Arce no se podía acercar a menos de 300 metros de la casa de El Remanso, donde vivían Rossana Galliano y los dos hijos de ambos, de 4 y 3 años. Una jueza lo había dispuesto después de la cuarta denuncia que presentó Rossana por violencia doméstica. No fue necesario que violara la orden judicial. No apeló a una plancha de hierro ni a un bate de béisbol: Arce, según la investigación fiscal, habría contratado sicarios. Pudo mandarla a matar, siguiendo la acusación, porque tenía plata. Es la privatización de femicidio.
Otros hombres estrangulan, disparan un arma con su propia mano o apuñalan a sus parejas o ex esposas para liquidarlas. Algunos, después se suicidan. Antes, casi siempre, hay otras manifestaciones violentas.
Muchas mujeres viven con esa inseguridad de puertas adentro. Es una inseguridad histórica, eterna, real, palpable en rostros violáceos de moretones. Es una inseguridad que conmueve poco o nada a la clase política, salvo algunas excepciones. La violencia contra las mujeres es una de las caras más dolorosas de la discriminación y tal vez la violación más frecuente, silenciada e impune de los derechos humanos. Tiene su raíz en la desigualdad de género y en el status subordinado de las mujeres en relación con los hombres en las sociedades.
En el país no se conoce la verdadera cantidad de femicidios. No hay estadísticas oficiales, a pesar de que el Estado tiene la obligación de llevar un registro por compromisos internacionales. La flamante Ley 26.485 de Protección Integral para Prevenir, Sancionar y Erradicar la violencia contra las mujeres en los ámbitos en que se desarrollen sus relaciones interpersonales, vuelve a encargarle la tarea, entre múltiples directivas, que apuntan a instaurar políticas públicas desde el Poder Ejecutivo para frenar este flagelo. Es una deuda pendiente que se cobra alrededor de cuatro vidas por semana de mujeres a lo largo de cada año, de acuerdo con relevamientos de la sociedad civil, en base a noticias periodísticas. Y deja mujeres vivas, pero muertas por dentro hasta que pueden pedir ayuda y la consiguen efectivamente. “El asesinato de mujeres es la forma más extrema del terrorismo sexista. Una nueva palabra es necesaria para comprender su significado político”, escribieron Diana Russell y Jill Radford casi dos décadas atrás (Femicide.
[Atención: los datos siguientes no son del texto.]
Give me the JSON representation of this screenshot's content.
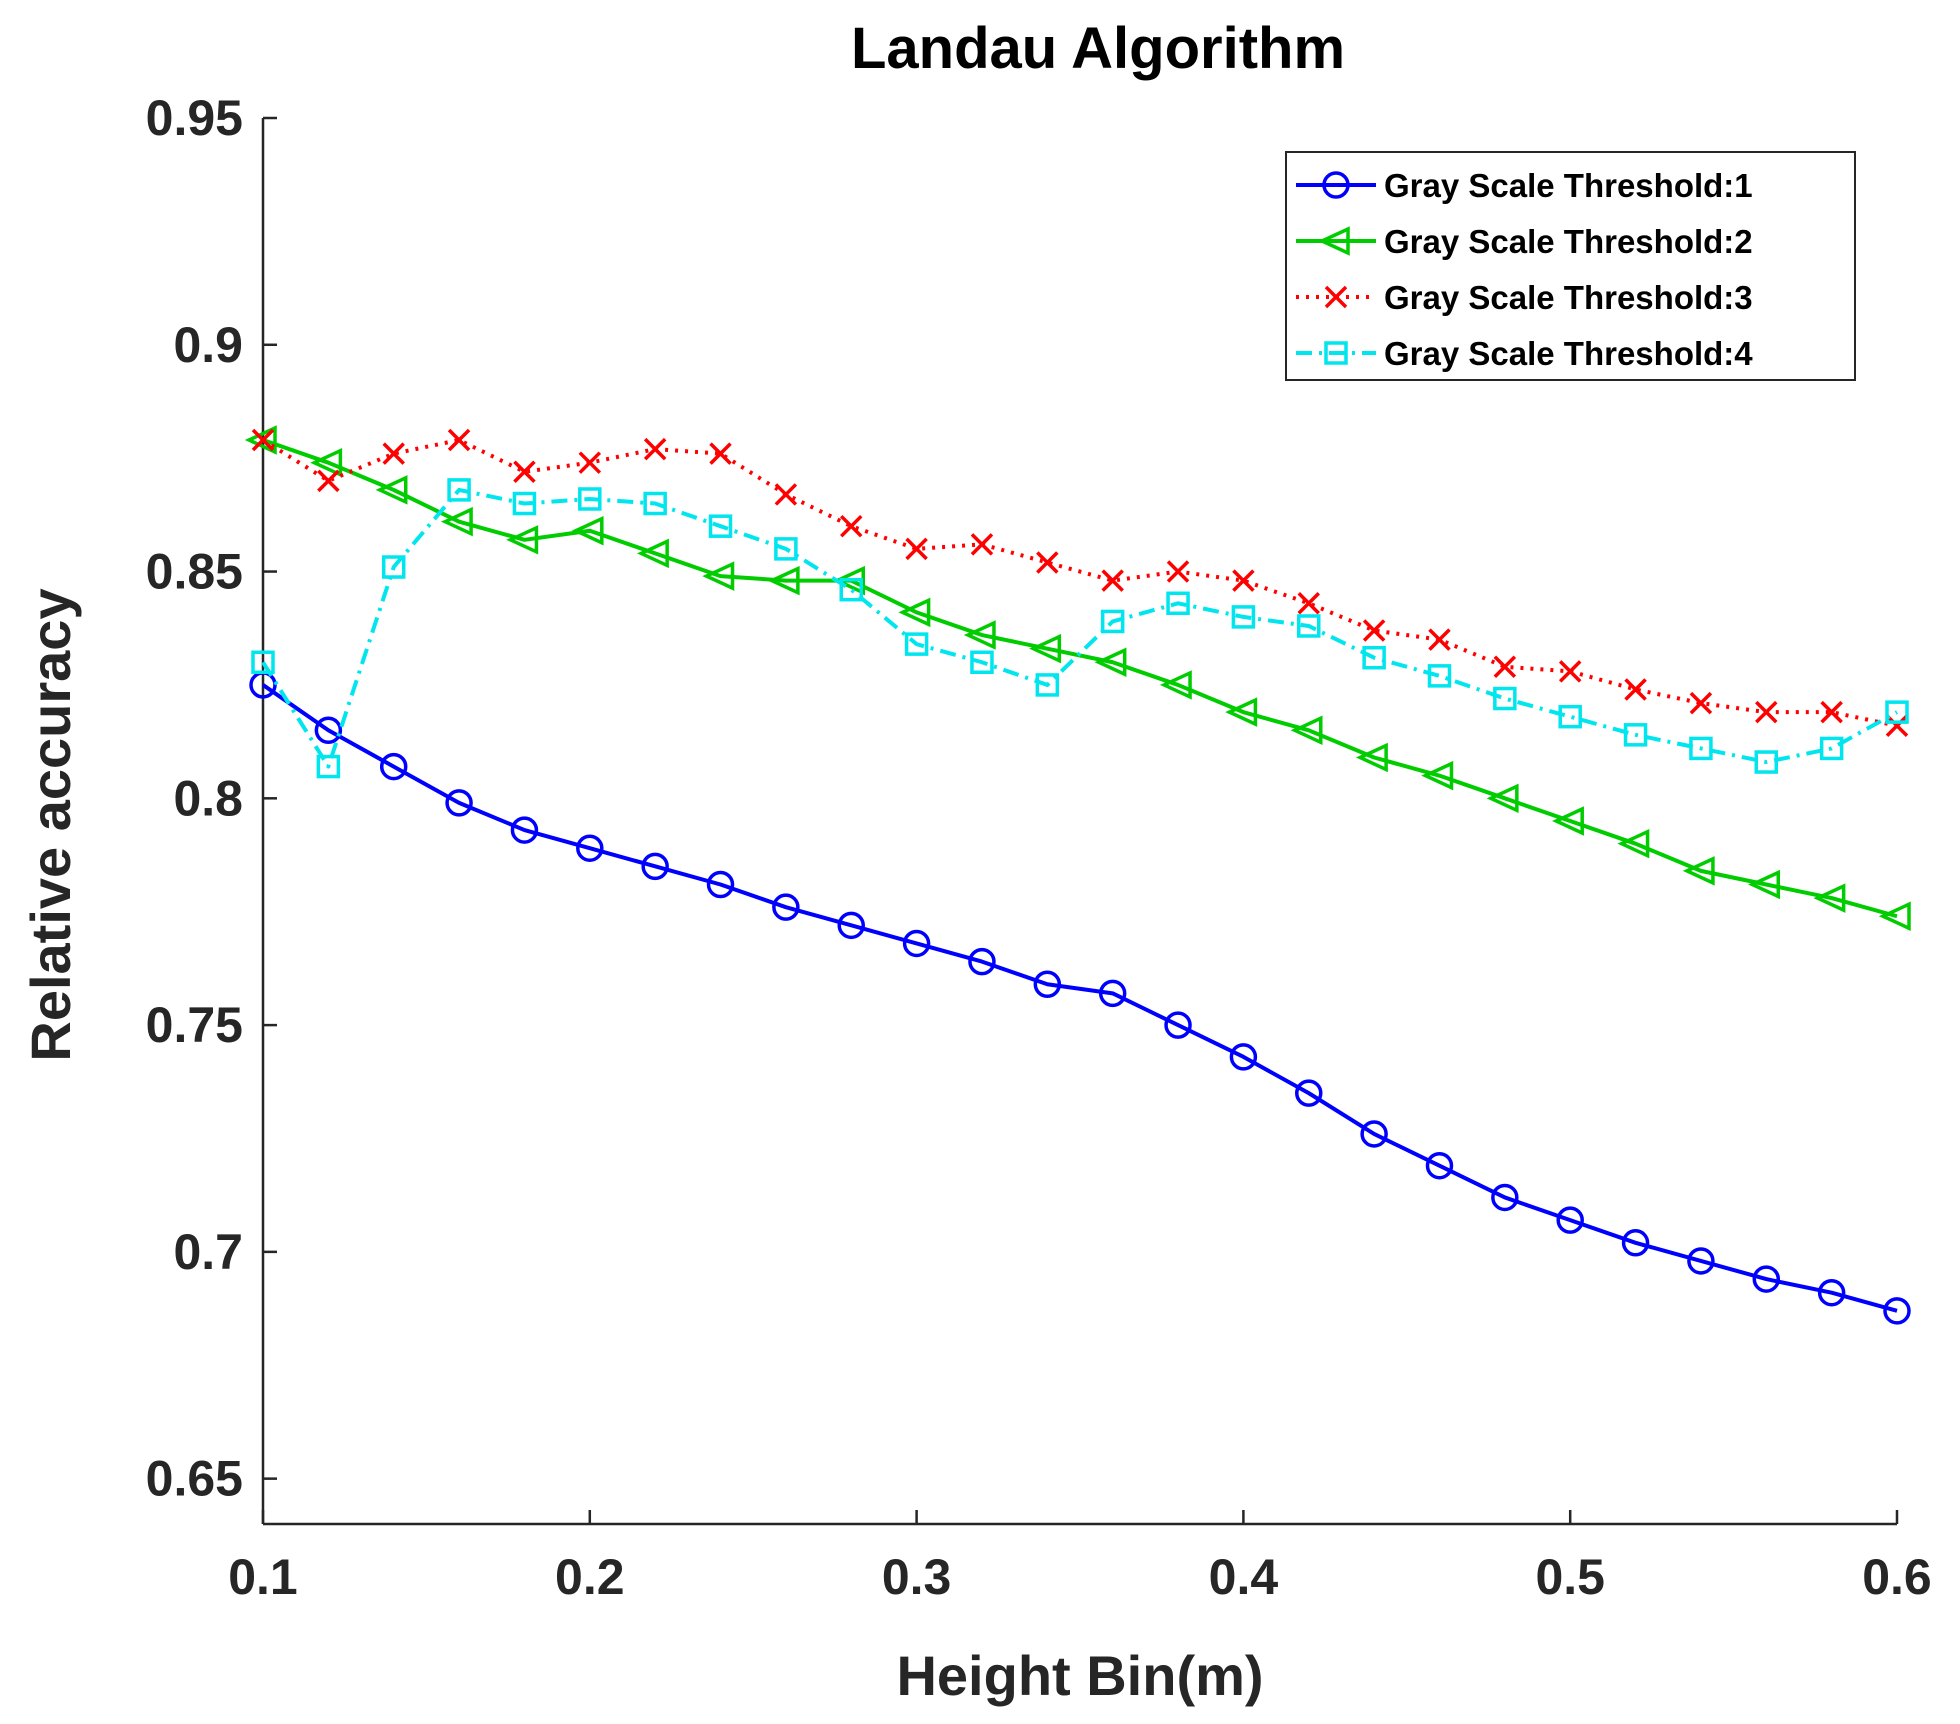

The politics of woman killing, Revista Ms, Nueva York, 1990), para justificar el uso de “femicidio” para describir “los asesinatos de mujeres por parte de los hombres, motivados por el desprecio, el odio, el placer o el sentido de propiedad sobre ellas”. Es necesario un fuerte compromiso de todos los gobiernos (nacional, provinciales, municipales) para poder enfrentarlos: trabajar para desnaturalizar la violencia contra las mujeres es uno de los caminos.